Of course, some people want to sleep like an American sitcom star, in full sweatpants, singlet and socks. Socks, for goodness’ sake! As if bed were the Arctic Circle and you suddenly needed a layer of wool, as well as a high-tog duvet, to stop you from getting hypothermia during the night.

Are one’s privates also in danger of freeze-drying and dropping off without an extra layer of cotton? I cannot understand why anyone would feel the need to wrap them in more fabric to sleep. They are not going to catch a chill.

Do they not need to breathe?
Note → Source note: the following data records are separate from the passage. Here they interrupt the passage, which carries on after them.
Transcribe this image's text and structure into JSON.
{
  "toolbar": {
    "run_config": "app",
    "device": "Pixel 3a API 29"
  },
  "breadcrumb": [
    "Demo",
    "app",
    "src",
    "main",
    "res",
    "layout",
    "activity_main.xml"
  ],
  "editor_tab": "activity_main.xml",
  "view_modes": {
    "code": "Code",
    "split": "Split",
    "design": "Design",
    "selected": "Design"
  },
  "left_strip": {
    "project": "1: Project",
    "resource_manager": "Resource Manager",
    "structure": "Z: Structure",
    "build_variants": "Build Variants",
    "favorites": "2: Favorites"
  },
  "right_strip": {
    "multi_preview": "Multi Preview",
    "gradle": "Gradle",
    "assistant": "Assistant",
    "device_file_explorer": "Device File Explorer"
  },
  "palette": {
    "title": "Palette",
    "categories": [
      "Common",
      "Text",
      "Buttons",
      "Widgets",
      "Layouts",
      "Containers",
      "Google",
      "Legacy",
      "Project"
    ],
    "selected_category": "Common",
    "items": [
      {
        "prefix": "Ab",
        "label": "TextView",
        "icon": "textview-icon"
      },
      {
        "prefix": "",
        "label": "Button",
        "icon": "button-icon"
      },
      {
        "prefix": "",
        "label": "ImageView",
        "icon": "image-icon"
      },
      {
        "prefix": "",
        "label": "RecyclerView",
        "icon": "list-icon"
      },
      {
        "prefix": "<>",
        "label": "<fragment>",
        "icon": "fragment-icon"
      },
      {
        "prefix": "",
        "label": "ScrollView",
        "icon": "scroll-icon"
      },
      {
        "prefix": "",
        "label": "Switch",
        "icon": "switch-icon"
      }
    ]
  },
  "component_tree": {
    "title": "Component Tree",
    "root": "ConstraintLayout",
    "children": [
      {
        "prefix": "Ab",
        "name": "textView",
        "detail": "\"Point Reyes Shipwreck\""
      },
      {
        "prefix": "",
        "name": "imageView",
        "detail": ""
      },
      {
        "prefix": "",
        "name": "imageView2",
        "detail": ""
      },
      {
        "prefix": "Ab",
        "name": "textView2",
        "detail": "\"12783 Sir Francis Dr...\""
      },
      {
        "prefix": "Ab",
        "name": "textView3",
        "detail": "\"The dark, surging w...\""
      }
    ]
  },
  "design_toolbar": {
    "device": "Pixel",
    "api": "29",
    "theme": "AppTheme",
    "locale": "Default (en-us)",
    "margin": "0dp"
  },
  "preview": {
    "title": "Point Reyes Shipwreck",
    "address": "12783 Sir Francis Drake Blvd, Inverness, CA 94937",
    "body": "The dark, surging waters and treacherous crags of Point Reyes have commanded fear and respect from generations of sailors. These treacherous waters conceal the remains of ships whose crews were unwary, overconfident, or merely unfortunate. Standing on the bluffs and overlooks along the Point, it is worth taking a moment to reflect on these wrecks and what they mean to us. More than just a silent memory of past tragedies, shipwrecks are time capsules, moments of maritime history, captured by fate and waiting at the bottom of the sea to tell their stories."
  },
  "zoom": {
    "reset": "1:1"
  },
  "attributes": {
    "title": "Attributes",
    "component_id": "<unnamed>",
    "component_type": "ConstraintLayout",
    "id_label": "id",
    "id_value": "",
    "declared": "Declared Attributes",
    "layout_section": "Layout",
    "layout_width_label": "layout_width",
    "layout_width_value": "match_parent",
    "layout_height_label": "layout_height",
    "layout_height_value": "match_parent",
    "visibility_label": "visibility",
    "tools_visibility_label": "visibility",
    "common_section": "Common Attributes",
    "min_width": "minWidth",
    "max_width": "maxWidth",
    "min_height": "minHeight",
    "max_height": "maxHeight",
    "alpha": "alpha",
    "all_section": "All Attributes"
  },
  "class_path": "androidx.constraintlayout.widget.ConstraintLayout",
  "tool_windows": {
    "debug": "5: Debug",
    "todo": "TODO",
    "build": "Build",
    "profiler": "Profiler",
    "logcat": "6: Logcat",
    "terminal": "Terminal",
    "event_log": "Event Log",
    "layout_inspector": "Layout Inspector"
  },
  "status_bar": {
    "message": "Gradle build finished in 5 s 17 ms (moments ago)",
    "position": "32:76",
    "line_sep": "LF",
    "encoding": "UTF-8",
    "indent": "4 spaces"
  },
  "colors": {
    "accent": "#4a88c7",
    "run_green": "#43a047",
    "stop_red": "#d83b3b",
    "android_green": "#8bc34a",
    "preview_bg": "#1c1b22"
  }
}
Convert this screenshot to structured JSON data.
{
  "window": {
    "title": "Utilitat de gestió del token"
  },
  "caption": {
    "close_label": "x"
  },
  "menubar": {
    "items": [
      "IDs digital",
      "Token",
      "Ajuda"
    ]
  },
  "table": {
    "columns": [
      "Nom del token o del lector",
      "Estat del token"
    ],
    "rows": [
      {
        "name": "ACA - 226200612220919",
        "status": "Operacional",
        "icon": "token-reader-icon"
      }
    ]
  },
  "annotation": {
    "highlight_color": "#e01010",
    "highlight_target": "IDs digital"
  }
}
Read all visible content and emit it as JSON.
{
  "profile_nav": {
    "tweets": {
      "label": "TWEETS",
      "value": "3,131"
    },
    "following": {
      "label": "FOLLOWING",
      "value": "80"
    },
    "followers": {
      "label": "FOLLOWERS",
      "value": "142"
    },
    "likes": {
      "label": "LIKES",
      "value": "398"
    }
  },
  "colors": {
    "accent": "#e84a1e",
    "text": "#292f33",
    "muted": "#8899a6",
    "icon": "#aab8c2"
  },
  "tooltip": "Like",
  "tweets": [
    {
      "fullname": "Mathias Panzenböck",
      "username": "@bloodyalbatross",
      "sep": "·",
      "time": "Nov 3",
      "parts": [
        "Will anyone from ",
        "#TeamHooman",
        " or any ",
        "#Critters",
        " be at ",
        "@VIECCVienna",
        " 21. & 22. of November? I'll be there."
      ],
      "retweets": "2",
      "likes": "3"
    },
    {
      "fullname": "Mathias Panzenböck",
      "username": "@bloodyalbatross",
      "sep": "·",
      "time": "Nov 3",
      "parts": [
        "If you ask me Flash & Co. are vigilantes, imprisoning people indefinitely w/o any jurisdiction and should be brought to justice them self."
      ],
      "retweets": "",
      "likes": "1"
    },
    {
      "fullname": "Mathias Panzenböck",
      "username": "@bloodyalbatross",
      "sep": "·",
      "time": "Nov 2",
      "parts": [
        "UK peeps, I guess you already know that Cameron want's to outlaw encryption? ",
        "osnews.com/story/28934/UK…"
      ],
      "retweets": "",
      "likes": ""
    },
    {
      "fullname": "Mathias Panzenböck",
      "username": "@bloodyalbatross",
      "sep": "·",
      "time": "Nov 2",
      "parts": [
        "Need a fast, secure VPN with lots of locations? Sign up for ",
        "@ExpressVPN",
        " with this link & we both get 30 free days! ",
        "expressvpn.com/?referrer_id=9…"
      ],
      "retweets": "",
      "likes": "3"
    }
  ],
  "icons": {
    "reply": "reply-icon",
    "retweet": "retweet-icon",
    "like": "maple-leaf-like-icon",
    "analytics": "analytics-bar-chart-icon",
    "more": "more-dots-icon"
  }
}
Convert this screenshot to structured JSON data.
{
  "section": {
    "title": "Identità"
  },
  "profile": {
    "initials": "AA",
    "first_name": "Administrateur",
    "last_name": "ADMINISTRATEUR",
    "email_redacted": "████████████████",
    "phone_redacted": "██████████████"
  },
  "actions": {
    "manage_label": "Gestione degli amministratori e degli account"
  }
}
You know, shoot the breeze, hang loose and chillax? There’s the idea of keeping the PJs clean, but what do people think is going on down there during the wee small hours?

Nothing below the belt is up all night doing a spin class, or clearing out the garage.

It’s called resting. I don’t understand what could be so troublesome as to require another barrier between your body and the bedsheets.

Then there is the further question of that quaint thing called comfort. There has to be one safe haven where your body can cast off the nip of elastic, the torture of seams, and the itch of lace, and just be free; one place where the old girl can get out of captivity and frolic truly unfettered.

If not bed, where? Neither the supermarket nor the beach are places to go commando.

Under high-thread-count sheets is surely the one area you can let both your guard and your pants down.